I've written before about the very excellent Cactus V5 radio transmitter / receivers for your hotshoe flash. Great range, simple to use, and pretty much foolproof, so long as you understood power and exposure control were all manual. Then a seminar attendee was telling me of his challenges with off camera flash and how things would be solved by his new Cactus V6 set because the salesperson told him that they had TTL. Really? For about $160 a pair? I had to check this out.Let's get this cleared up right away. There is NO TTL in the Cactus V6 units. What there is, is some tech that profiles TTL flashes so you can control their output power through MANUAL settings from the transmitter. That is actually quite useful for lighting dorks as as myself, but regular users want wireless flash that works simply and painlessly, and without the line of sight limitations of infrared triggering that is built into most camera / flash systems today. Folks who want this need to move along, because the Cactus V6 systems don't do that.
What they do, is build on the V4 and V5 units to include four zones, with each zone having individual power control from full down to 1/128 power with compatible flash units. The flash unit list is decent and includes the usual Canon, Nikon, Pentax, Metz, Nissin, Olympus, and Panasonic suspects, along with Cactus brand flash units. The devices can also "learn" many unprofiled flash systems and operate them as well.
The confusion comes from the hotshoes and the feet of the units. They have multiple pins, just as you would find on a TTL flash. In fact the single unit has enough pins that they interface directly with Canon, Nikon and Pentax without having to choose a specific model.
At first glance in fact you would think you could control the flash from the camera menu itself, especially since you are supposed to set the unit configured for Transmit to the TTL setting. But when you try to access the external flash control menu, it tells you that there is no external flash installed. Much frustration ensues.
You would also expect that with all those pins, the camera would know that there was some kind of flash signalling device telling the camera about itself and that would give flash ready indicators and maybe even set the proper sync speed. Yeah you'd expect that, but over 70% of the time, the camera had no idea that the Cactus V6 was in the shoe, in TTL mode, powered up and ready to go. In fact after futzing around for an hour to try to determine what magic sequence was required for the camera to know that there was a flash trigger present, I just gave up.
When you do get the camera to see the trigger, and understand that you are setting the power output manually across up to four flash zones, the units become reasonably usable. They have a legible LCD panel, a decent menu system and easy to use zone controls. I was working in my studio and the zone LEDS were so bright that they looked like red lights. When I went to a much brighter room, I discovered that the red lights were actually letters, so that is even more useful.

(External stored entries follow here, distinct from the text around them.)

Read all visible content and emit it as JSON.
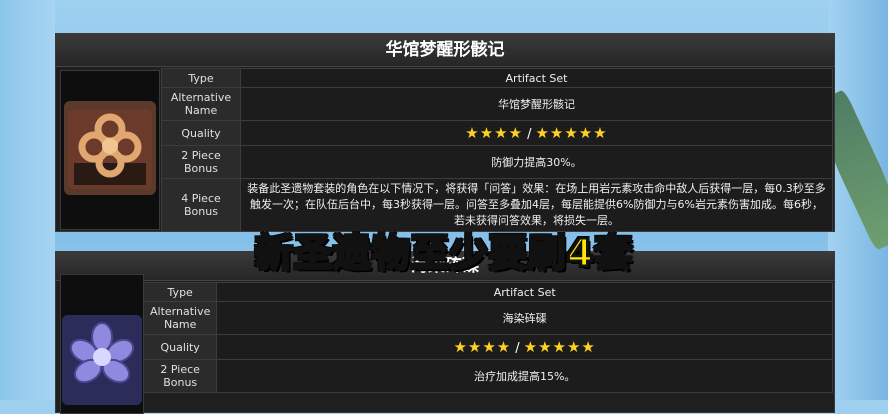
{
  "overlay_text": "新圣遗物至少要刷4套",
  "cards": [
    {
      "title": "华馆梦醒形骸记",
      "rows": {
        "type_label": "Type",
        "type_value": "Artifact Set",
        "alt_label": "Alternative Name",
        "alt_value": "华馆梦醒形骸记",
        "quality_label": "Quality",
        "quality_low": "★★★★",
        "quality_sep": "/",
        "quality_high": "★★★★★",
        "two_label": "2 Piece Bonus",
        "two_value": "防御力提高30%。",
        "four_label": "4 Piece Bonus",
        "four_value": "装备此圣遗物套装的角色在以下情况下，将获得「问答」效果：在场上用岩元素攻击命中敌人后获得一层，每0.3秒至多触发一次；在队伍后台中，每3秒获得一层。问答至多叠加4层，每层能提供6%防御力与6%岩元素伤害加成。每6秒，若未获得问答效果，将损失一层。"
      },
      "icon": "knot-flower-icon"
    },
    {
      "title": "海染砗磲",
      "rows": {
        "type_label": "Type",
        "type_value": "Artifact Set",
        "alt_label": "Alternative Name",
        "alt_value": "海染砗磲",
        "quality_label": "Quality",
        "quality_low": "★★★★",
        "quality_sep": "/",
        "quality_high": "★★★★★",
        "two_label": "2 Piece Bonus",
        "two_value": "治疗加成提高15%。"
      },
      "icon": "purple-flower-icon"
    }
  ],
  "colors": {
    "accent": "#e9a73a",
    "star": "#ffd21f",
    "overlay": "#ffe60a"
  }
}
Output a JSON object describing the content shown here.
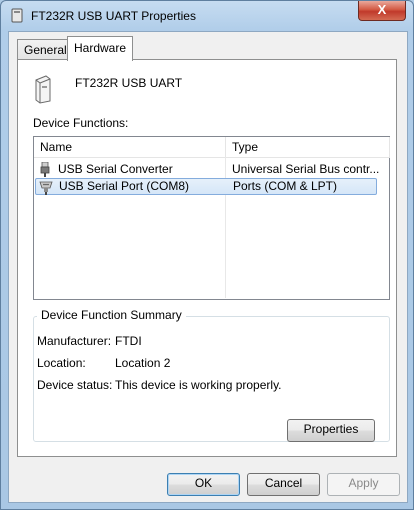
{
  "window": {
    "title": "FT232R USB UART Properties",
    "close_label": "X"
  },
  "tabs": [
    {
      "label": "General"
    },
    {
      "label": "Hardware"
    }
  ],
  "device": {
    "name": "FT232R USB UART"
  },
  "device_functions": {
    "label": "Device Functions:",
    "columns": {
      "name": "Name",
      "type": "Type"
    },
    "rows": [
      {
        "name": "USB Serial Converter",
        "type": "Universal Serial Bus contr..."
      },
      {
        "name": "USB Serial Port (COM8)",
        "type": "Ports (COM & LPT)"
      }
    ]
  },
  "summary": {
    "title": "Device Function Summary",
    "manufacturer_label": "Manufacturer:",
    "manufacturer": "FTDI",
    "location_label": "Location:",
    "location": "Location 2",
    "status_label": "Device status:",
    "status": "This device is working properly."
  },
  "buttons": {
    "properties": "Properties",
    "ok": "OK",
    "cancel": "Cancel",
    "apply": "Apply"
  }
}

I was very hopeful that the V6 would duplicate the incredible range of the V5 units. Sadly they resemble the performance of the old V4 units, where while you don't need line of sight, a couple of drywall partitions were enough to stop the radio signal from getting through. When I put the receiver with flash on it inside a Westcott Apollo Softbox, I had 30% trigger failure, possibly the metallic silvery liner impedes the radio signal. I've never had that happen with the V5 units, or Canon's radio, or the Profoto radio, or even the ridiculously expensive and requiring of a blood sacrifice cursed Pocket Wizard TT1/FlexTT5 units.

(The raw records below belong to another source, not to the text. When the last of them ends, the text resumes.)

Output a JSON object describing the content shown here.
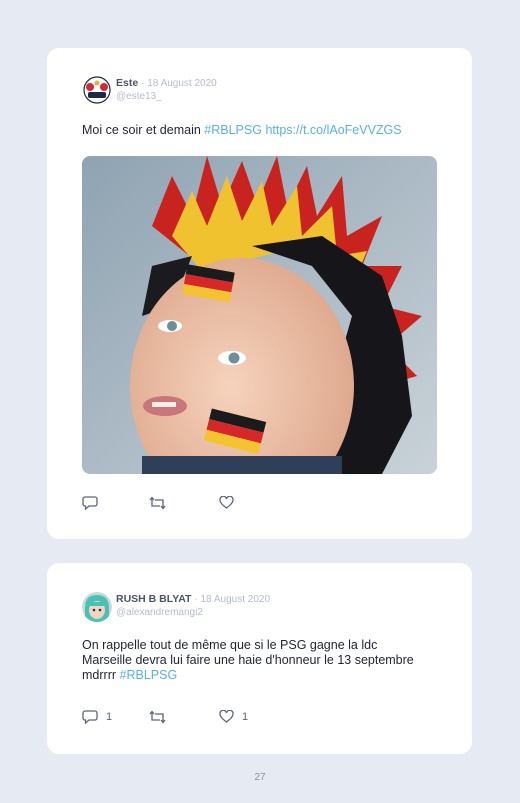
{
  "tweets": [
    {
      "author": "Este",
      "date": "· 18 August 2020",
      "handle": "@este13_",
      "text_plain": "Moi ce soir et demain ",
      "hashtag": "#RBLPSG",
      "link": "https://t.co/lAoFeVVZGS",
      "replies": "",
      "retweets": "",
      "likes": ""
    },
    {
      "author": "RUSH B BLYAT",
      "date": "· 18 August 2020",
      "handle": "@alexandremangi2",
      "line1": "On rappelle tout de même que si le PSG gagne la ldc",
      "line2": "Marseille devra lui faire une haie d'honneur le 13 septembre",
      "line3_plain": "mdrrrr ",
      "hashtag": "#RBLPSG",
      "replies": "1",
      "retweets": "",
      "likes": "1"
    }
  ],
  "page_number": "27",
  "colors": {
    "background": "#e6eaf3",
    "card": "#ffffff",
    "link": "#5ab0e6",
    "muted": "#b4bccb"
  },
  "icons": {
    "reply": "reply-icon",
    "retweet": "retweet-icon",
    "like": "heart-icon"
  }
}
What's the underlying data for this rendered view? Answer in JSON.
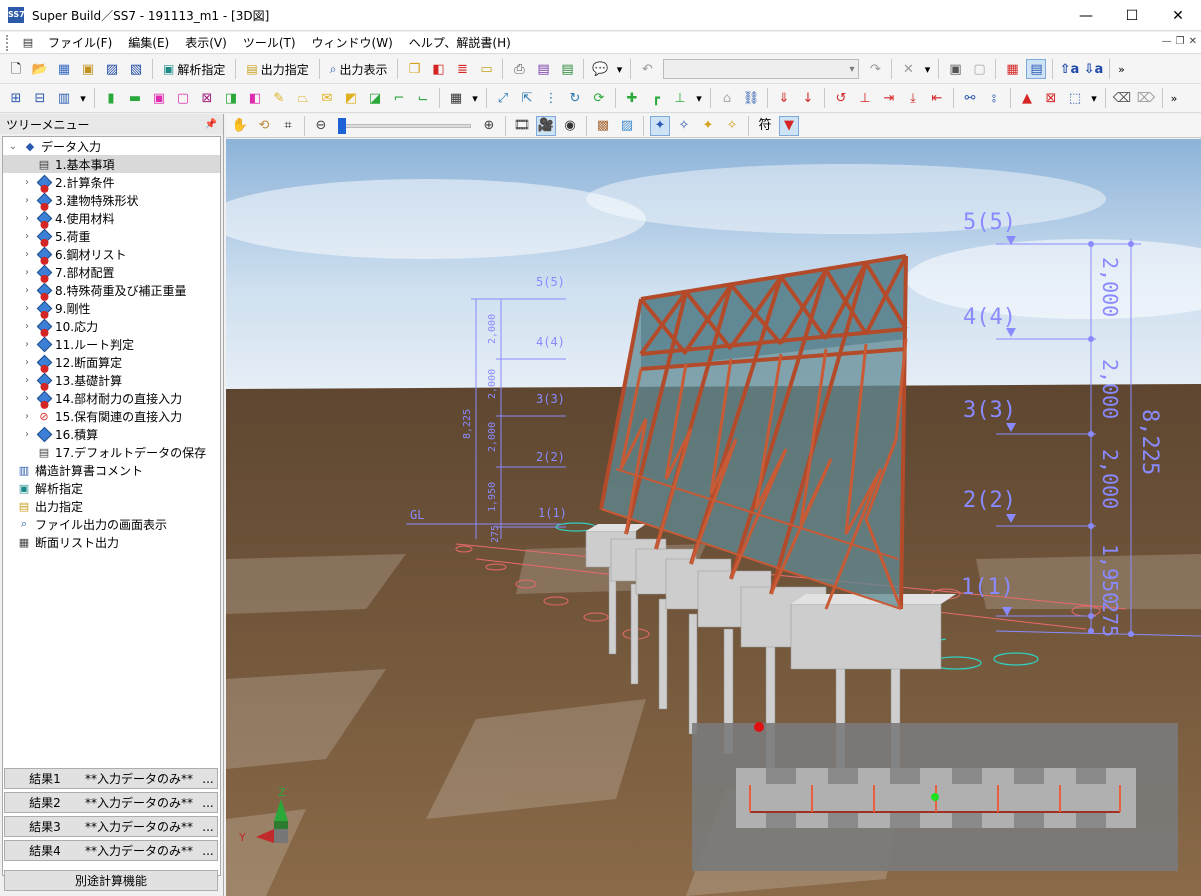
{
  "window": {
    "app_icon": "SS7",
    "title": "Super Build／SS7 - 191113_m1 - [3D図]",
    "controls": [
      "minimize-icon",
      "maximize-icon",
      "close-icon"
    ]
  },
  "menu": [
    "ファイル(F)",
    "編集(E)",
    "表示(V)",
    "ツール(T)",
    "ウィンドウ(W)",
    "ヘルプ、解説書(H)"
  ],
  "toolbar1": {
    "analysis": "解析指定",
    "output_spec": "出力指定",
    "output_display": "出力表示"
  },
  "panel": {
    "title": "ツリーメニュー",
    "pin": "ᵖ"
  },
  "tree": {
    "root": "データ入力",
    "items": [
      "1.基本事項",
      "2.計算条件",
      "3.建物特殊形状",
      "4.使用材料",
      "5.荷重",
      "6.鋼材リスト",
      "7.部材配置",
      "8.特殊荷重及び補正重量",
      "9.剛性",
      "10.応力",
      "11.ルート判定",
      "12.断面算定",
      "13.基礎計算",
      "14.部材耐力の直接入力",
      "15.保有関連の直接入力",
      "16.積算",
      "17.デフォルトデータの保存"
    ],
    "extras": [
      "構造計算書コメント",
      "解析指定",
      "出力指定",
      "ファイル出力の画面表示",
      "断面リスト出力"
    ]
  },
  "results": [
    {
      "label": "結果1",
      "value": "**入力データのみ**",
      "more": "..."
    },
    {
      "label": "結果2",
      "value": "**入力データのみ**",
      "more": "..."
    },
    {
      "label": "結果3",
      "value": "**入力データのみ**",
      "more": "..."
    },
    {
      "label": "結果4",
      "value": "**入力データのみ**",
      "more": "..."
    }
  ],
  "separate_calc": "別途計算機能",
  "viewtoolbar": {
    "symbol_label": "符",
    "zoom_level": 0
  },
  "scene": {
    "left_dims": {
      "levels": [
        "5(5)",
        "4(4)",
        "3(3)",
        "2(2)",
        "1(1)"
      ],
      "gl": "GL",
      "spans": [
        "2,000",
        "2,000",
        "2,000",
        "1,950",
        "275"
      ],
      "total": "8,225"
    },
    "right_dims": {
      "levels": [
        "5(5)",
        "4(4)",
        "3(3)",
        "2(2)",
        "1(1)"
      ],
      "spans": [
        "2,000",
        "2,000",
        "2,000",
        "1,950",
        "275"
      ],
      "total": "8,225"
    },
    "axes": {
      "z": "Z",
      "y": "Y"
    }
  },
  "colors": {
    "sky": "#9fbfe0",
    "ground": "#7a5a3a",
    "steel": "#b34a2a",
    "glass": "#5f8a94",
    "concrete": "#c9c9c9",
    "dim": "#7f7fff"
  }
}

Each unit runs on 2 AA batteries (not included) and comes with a little stand. The unit can sit in a hotshoe or be mounted to a standard ¼-20 fitting on a light stand or tripod. There is a very easy to use lever lock to hold the unit in place on the hotshoe, and I credit Cactus. It's not beautiful but it is so much simpler and more effective than those silly knurled ring systems. Units are sold individually (about $80) each and come with a quick "lighting options" guide and a tiny manual. If your eyes are becoming more demanding, you will need magnifiers for the tiny print.

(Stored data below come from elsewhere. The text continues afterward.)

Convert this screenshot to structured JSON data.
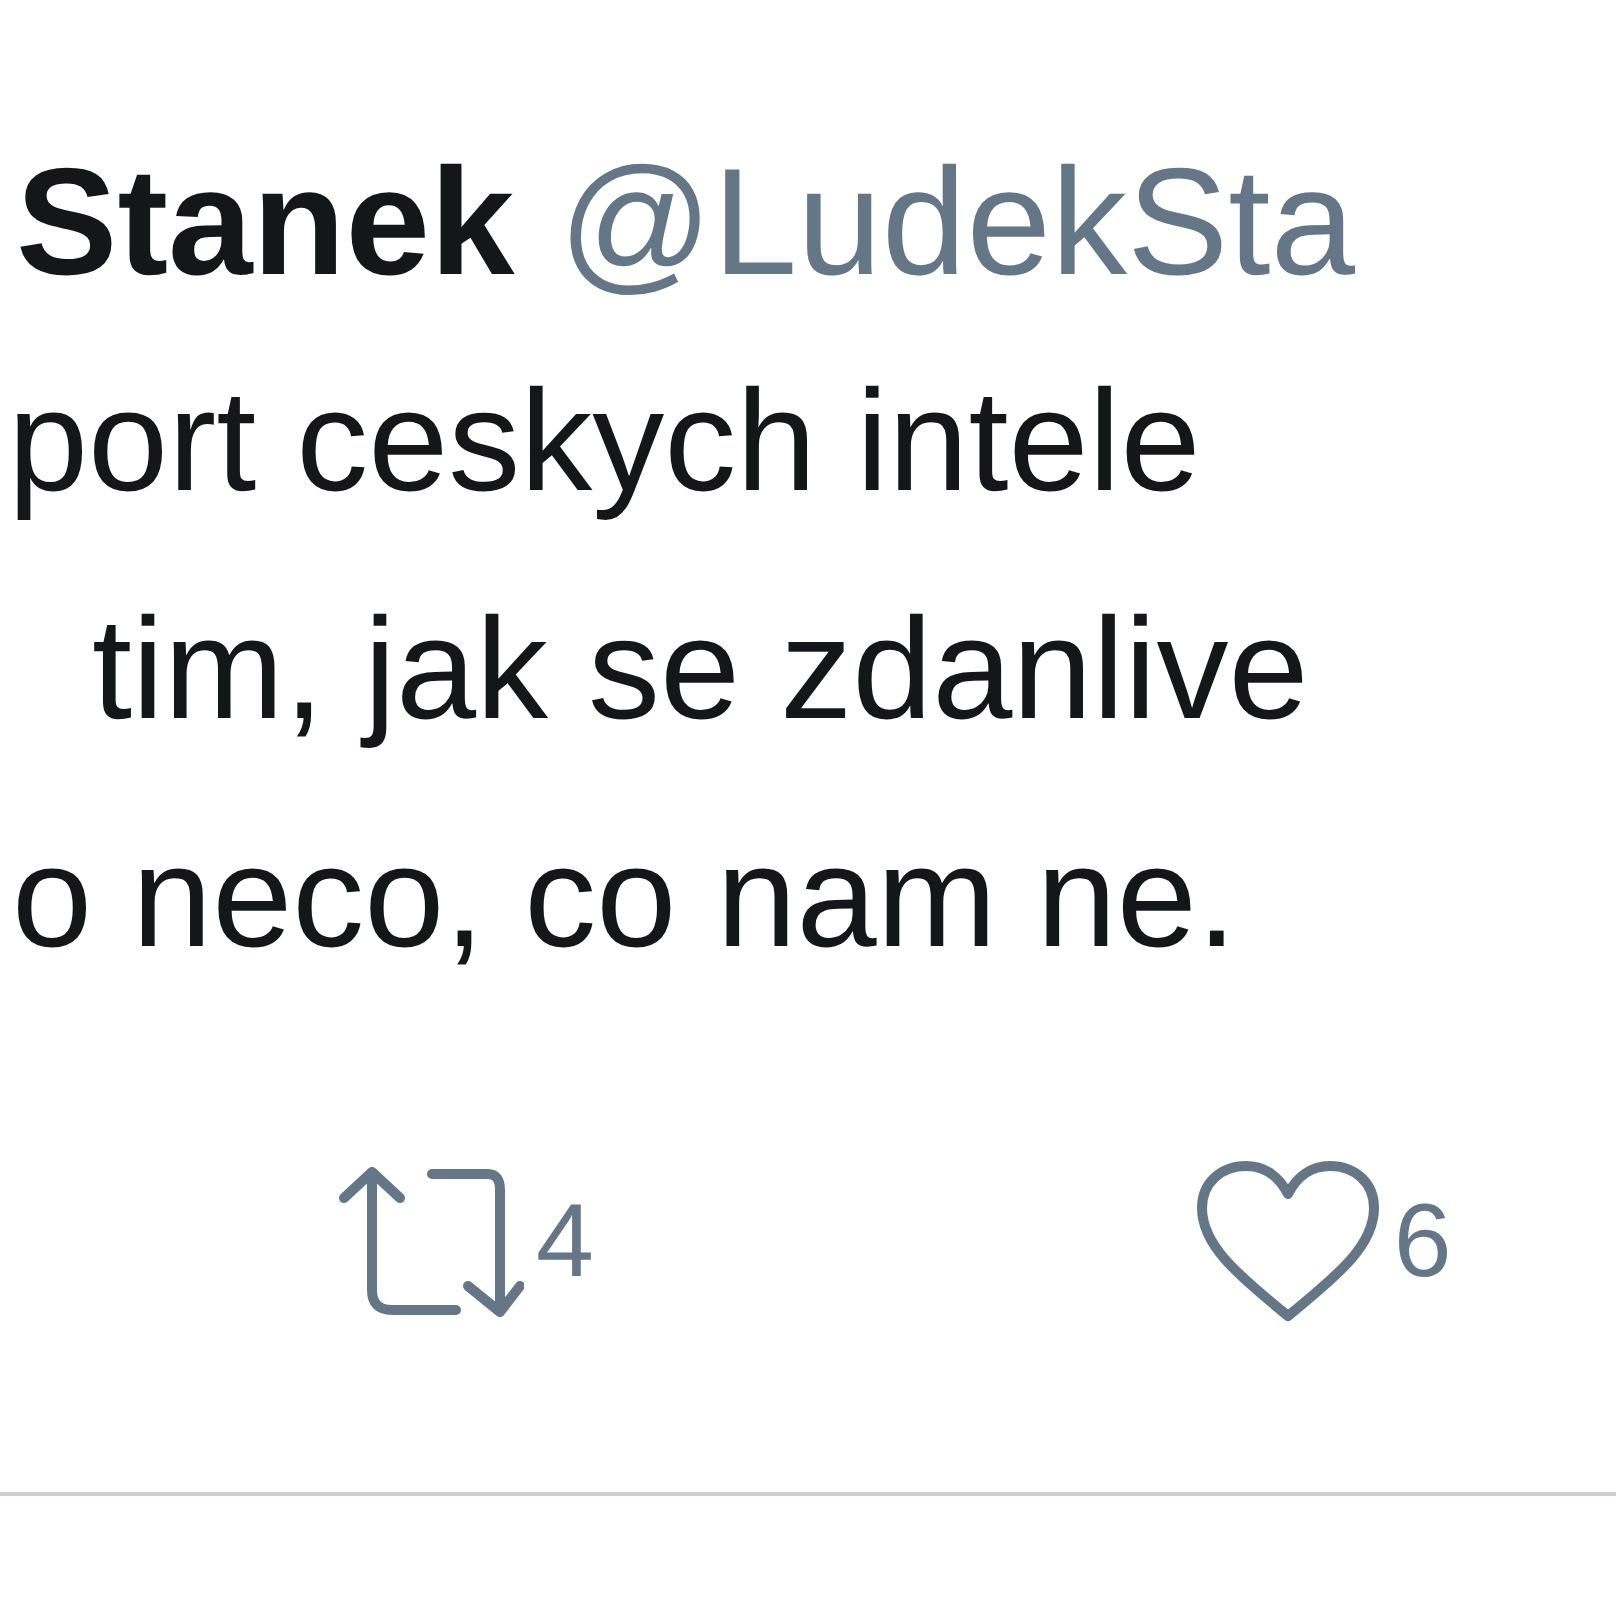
{
  "author": {
    "name": "Stanek",
    "handle": "@LudekSta"
  },
  "text_lines": [
    "port ceskych intele",
    "tim, jak se zdanlive",
    "o neco, co nam ne."
  ],
  "actions": [
    {
      "kind": "retweet",
      "count": "4"
    },
    {
      "kind": "like",
      "count": "6"
    }
  ]
}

With an accessory cable, you can also use the Cactus V6 units as remote radio triggers for your camera. So if you happen to need to trigger a remote camera, this could be a useful advantage for you. My friend Bryan shoots pro wrestling, and it's an advantage to fly a camera above the ring and to be able to fire it from ringside on demand. You can do this with other trigger systems, including the Cactus V5s just be sure to order the right cable for your camera.
The units have a USB port for firmware updates, but for most every photographer I know this is pointless since it is a Windows only updater. I do understand that Windows has dominate marketshare overall, but more creatives I know use Macs instead of Windows. So for me at least, this makes the update functionality completely useless.
While the multiple zones are very handy, and the ability to control output power from the camera across four zones, and potentially multiple TTL flash vendors sounds good, I'm not convinced. I don't believe that the V6 system solves the flash control problem as well as the more expensive Pocket Wizard system and if you want real flash control from the camera, you are better off with Phottix Odin, Hahnel TUFF TTL or even Yong Nuo radio TTL triggers. Price point is one thing, usability is another. Not recommended at this time.